Thank You, Space Program, for my Scientific Career
While I was not an astronaut or in the Space Program, it provided guidance and support for my scientific career. That was because of the foresight of providing a large boost in science education by Presidents Kennedy and Johnson.
I remember the Sputnik revelation in high school, which was accompanied by the foresight to fund science education to catch up with the Russians. While a Chemistry major at UCLA, my first project was to test materials for reentry shields on capsules. I also worked in geophysics on writing a computer program to propagate atmospheric waves. And then writing up the equations in Schwarzschild’s text on how the sun works, although computers were far from solving them at that time.
I was fortunate enough to get to go to a NASA summer school at Columbia University of space or atmospheric science, taught by Robert Jastro. After a few weeks of class, we were flown around to NASA facilities at Cape Canaveral and Werner Von Braun’s Redstone Arsenal. As a maverick, I was more enticed by meeting MIT students studying General Relativity, and decided to switch to Physics, via completing my degree in Mathematics.
I was extremely fortunate to get an NSF Graduate Fellowship to pay my graduate school tuition for five years at Stanford, as well as giving me living expenses. That was a program established by the Space Race. In graduate school I left Gravity Theory since as it turned out, it would take 50 years to show results. I moved into particle physics theory when it was at its most exciting, producing new results. I got my Ph. D. At Stanford in 1968. Today, we are celebrating the 50th anniversary of the first manned Moon landing on July 20, 1969 today. By then I was a postdoctoral fellow at Princeton University.

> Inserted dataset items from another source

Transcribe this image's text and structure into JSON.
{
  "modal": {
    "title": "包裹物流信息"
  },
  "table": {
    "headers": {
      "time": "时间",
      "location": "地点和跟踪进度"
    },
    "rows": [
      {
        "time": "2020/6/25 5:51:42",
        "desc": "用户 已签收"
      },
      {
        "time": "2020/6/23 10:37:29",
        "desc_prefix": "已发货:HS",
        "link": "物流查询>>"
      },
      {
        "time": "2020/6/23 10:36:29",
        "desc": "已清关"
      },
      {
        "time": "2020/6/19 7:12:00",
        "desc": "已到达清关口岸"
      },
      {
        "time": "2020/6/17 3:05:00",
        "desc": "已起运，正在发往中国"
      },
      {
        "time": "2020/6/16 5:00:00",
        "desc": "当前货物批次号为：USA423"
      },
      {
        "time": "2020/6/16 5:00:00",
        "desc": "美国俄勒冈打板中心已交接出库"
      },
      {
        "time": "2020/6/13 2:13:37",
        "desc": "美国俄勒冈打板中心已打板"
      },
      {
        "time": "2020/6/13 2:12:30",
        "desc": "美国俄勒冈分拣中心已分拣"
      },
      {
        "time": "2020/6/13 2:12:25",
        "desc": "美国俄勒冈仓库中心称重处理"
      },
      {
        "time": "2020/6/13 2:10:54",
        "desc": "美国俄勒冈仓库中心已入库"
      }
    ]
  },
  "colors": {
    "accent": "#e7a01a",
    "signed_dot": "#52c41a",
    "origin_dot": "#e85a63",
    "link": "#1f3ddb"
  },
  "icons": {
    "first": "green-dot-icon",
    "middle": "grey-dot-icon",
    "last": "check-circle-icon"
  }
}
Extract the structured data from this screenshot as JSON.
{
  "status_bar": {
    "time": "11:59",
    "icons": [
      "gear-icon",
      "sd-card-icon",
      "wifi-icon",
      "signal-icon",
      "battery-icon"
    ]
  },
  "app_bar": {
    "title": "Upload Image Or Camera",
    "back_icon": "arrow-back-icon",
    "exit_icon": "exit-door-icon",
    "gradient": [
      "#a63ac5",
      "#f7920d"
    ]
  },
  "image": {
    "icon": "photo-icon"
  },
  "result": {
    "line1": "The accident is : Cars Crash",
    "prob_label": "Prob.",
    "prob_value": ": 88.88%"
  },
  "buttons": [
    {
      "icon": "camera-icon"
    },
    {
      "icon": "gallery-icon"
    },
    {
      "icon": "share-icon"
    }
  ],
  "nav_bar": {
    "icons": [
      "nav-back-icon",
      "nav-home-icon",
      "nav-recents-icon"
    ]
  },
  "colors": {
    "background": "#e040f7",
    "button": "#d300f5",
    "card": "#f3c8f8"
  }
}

I think the government might have gotten its value from my education in that I made some contributions to particle physics, but also because I taught Physics for 30 years at UC Irvine. I still try to make contributions through teaching at lifelong learning and through my blog, having switched again, to energy and environment. We also have NASA and its many earth-observing satellites to thank for the many climate studies, and computer simulations, from which I report on a few.